Hometap, which provides a loan alternative for tapping into home equity without taking on debt, has closed its third institutional asset investment fund on $245m.
The commitments came from Bain Capital and Group 1001’s Delaware Life Insurance Company, as well as other Hometap affiliated insurance companies. The new fund, Hometap said, is its third institutional investment vehicle and will be the largest to date.
Hometap allows homeowners to receive debt-free cash in exchange for a share of their home’s future value. Homeowners can use the cash to meet a variety of needs from paying off credit-card debt to starting a business to buying a second home. When the home sells or the homeowner settles the investment, Hometap is paid out an agreed-upon percentage of the sale price or current appraised value.

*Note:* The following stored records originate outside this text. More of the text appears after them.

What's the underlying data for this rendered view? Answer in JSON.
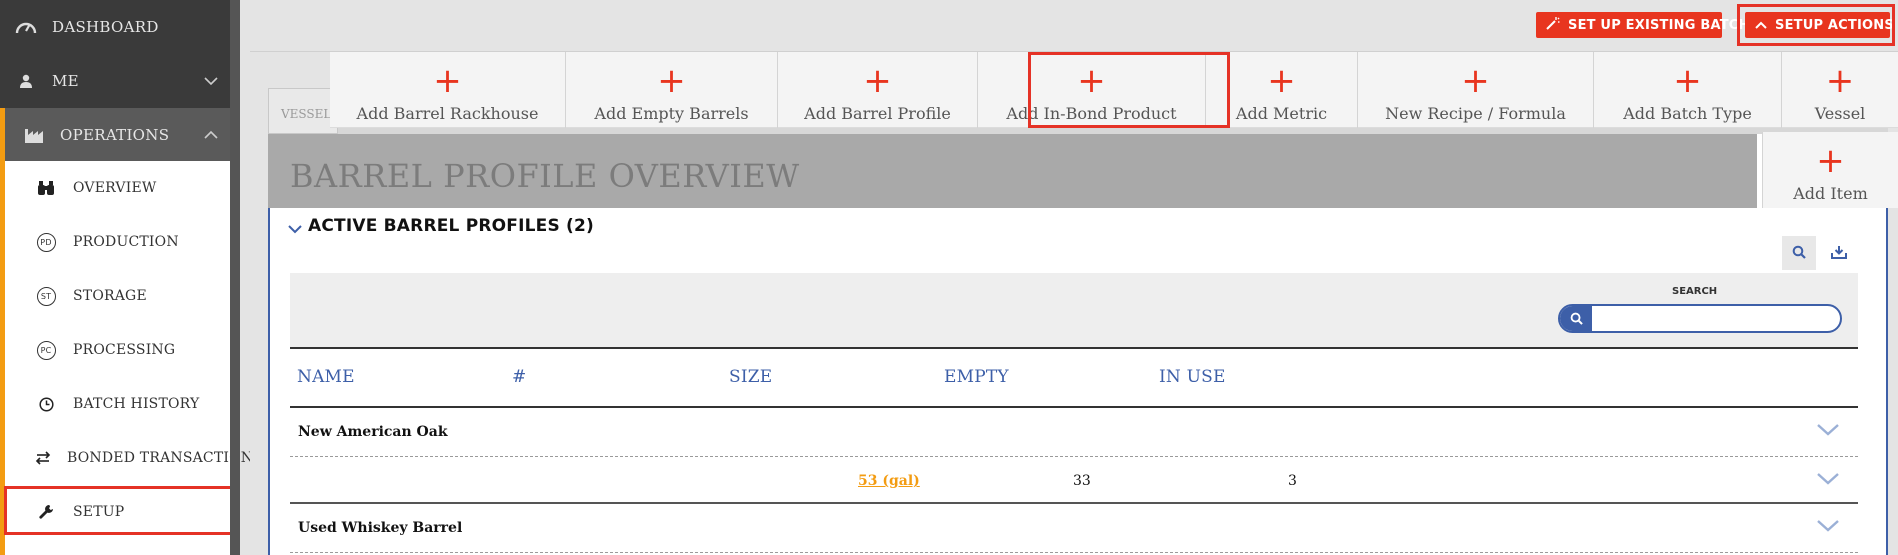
{
  "sidebar": {
    "items": [
      {
        "label": "DASHBOARD",
        "icon": "speedometer-icon"
      },
      {
        "label": "ME",
        "icon": "user-icon"
      },
      {
        "label": "OPERATIONS",
        "icon": "factory-icon"
      }
    ],
    "sub_items": [
      {
        "label": "OVERVIEW",
        "icon": "binoculars-icon"
      },
      {
        "label": "PRODUCTION",
        "badge": "PD"
      },
      {
        "label": "STORAGE",
        "badge": "ST"
      },
      {
        "label": "PROCESSING",
        "badge": "PC"
      },
      {
        "label": "BATCH HISTORY",
        "icon": "clock-icon"
      },
      {
        "label": "BONDED TRANSACTIONS",
        "icon": "transfer-icon"
      },
      {
        "label": "SETUP",
        "icon": "wrench-icon"
      }
    ]
  },
  "topbar": {
    "existing_batch": "SET UP EXISTING BATCH",
    "setup_actions": "SETUP ACTIONS"
  },
  "quick_add": [
    {
      "label": "Add Barrel Rackhouse"
    },
    {
      "label": "Add Empty Barrels"
    },
    {
      "label": "Add Barrel Profile"
    },
    {
      "label": "Add In-Bond Product"
    },
    {
      "label": "Add Metric"
    },
    {
      "label": "New Recipe / Formula"
    },
    {
      "label": "Add Batch Type"
    },
    {
      "label": "Vessel"
    },
    {
      "label": "Add Item"
    }
  ],
  "background_tab": "VESSEL",
  "page": {
    "title": "BARREL PROFILE OVERVIEW",
    "section_title": "ACTIVE BARREL PROFILES (2)"
  },
  "search": {
    "label": "SEARCH",
    "value": "",
    "placeholder": ""
  },
  "table": {
    "columns": [
      "NAME",
      "#",
      "SIZE",
      "EMPTY",
      "IN USE"
    ],
    "groups": [
      {
        "name": "New American Oak",
        "rows": [
          {
            "size": "53 (gal)",
            "empty": "33",
            "in_use": "3"
          }
        ]
      },
      {
        "name": "Used Whiskey Barrel"
      }
    ]
  },
  "colors": {
    "accent": "#e8351f",
    "highlight": "#e53226",
    "link": "#3d5fa8",
    "sidebar_active": "#f39c12"
  }
}
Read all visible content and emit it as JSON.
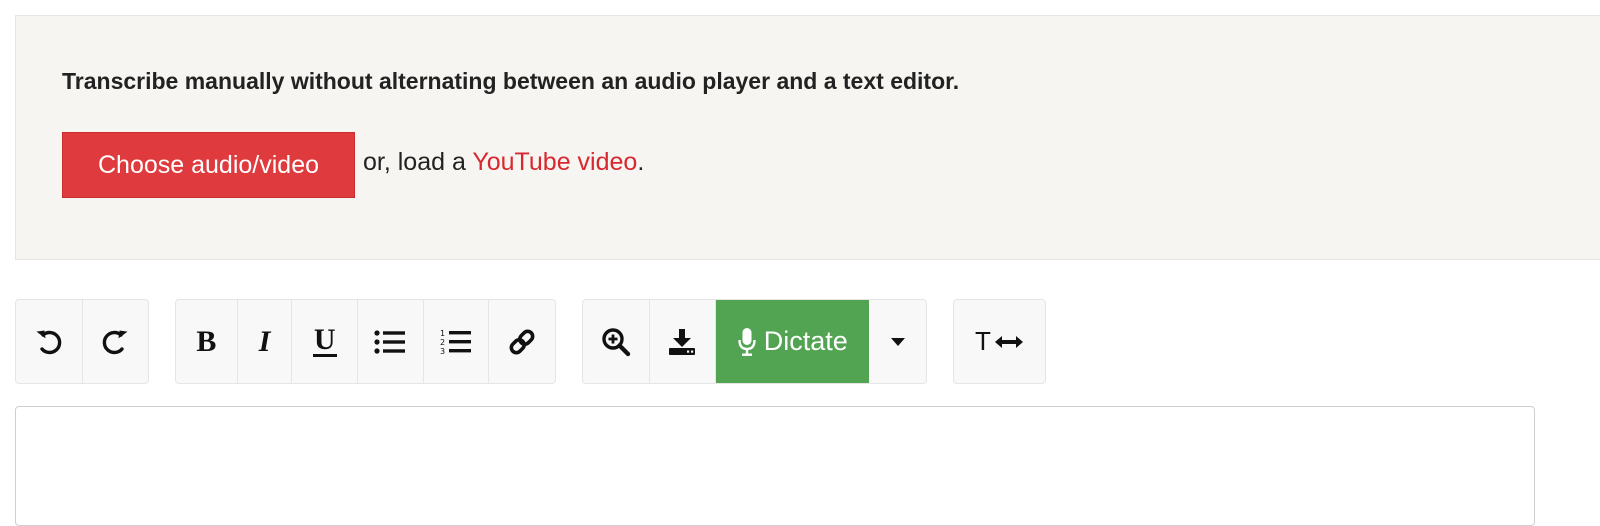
{
  "intro": {
    "description": "Transcribe manually without alternating between an audio player and a text editor.",
    "choose_button": "Choose audio/video",
    "alt_prefix": "or, load a",
    "youtube_link": "YouTube video",
    "alt_suffix": "."
  },
  "toolbar": {
    "history": [
      {
        "name": "undo",
        "icon": "undo-icon"
      },
      {
        "name": "redo",
        "icon": "redo-icon"
      }
    ],
    "formatting": [
      {
        "name": "bold",
        "glyph": "B"
      },
      {
        "name": "italic",
        "glyph": "I"
      },
      {
        "name": "underline",
        "glyph": "U"
      },
      {
        "name": "bullet-list",
        "icon": "bullet-list-icon"
      },
      {
        "name": "numbered-list",
        "icon": "numbered-list-icon"
      },
      {
        "name": "link",
        "icon": "link-icon"
      }
    ],
    "media": {
      "zoom_icon": "zoom-in-icon",
      "download_icon": "download-icon",
      "dictate_label": "Dictate",
      "dictate_icon": "microphone-icon",
      "dropdown_icon": "caret-down-icon"
    },
    "text_width": {
      "glyph": "T",
      "icon": "width-arrows-icon"
    }
  },
  "colors": {
    "accent_red": "#df3b3e",
    "link_red": "#d8282f",
    "dictate_green": "#52a452",
    "panel_bg": "#f6f5f1"
  },
  "editor": {
    "content": ""
  }
}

The company said its product has been positively received by its invested homeowners, many of whom have built substantial equity in their homes and were seeking partial liquidity to handle life expenses, but for whom borrowing through traditional means like a loan may not have been feasible or desirable.
Hometap CEO Jeffrey Glass, said, “While homeowners have been fairly limited in the past when it comes to financing options, the landscape is changing for the better, with innovative solutions emerging that prioritise flexibility and ease. We’re excited to be able to offer more homeowners a fast, debt-free alternative that will deliver on our mission to make their lives less stressful.”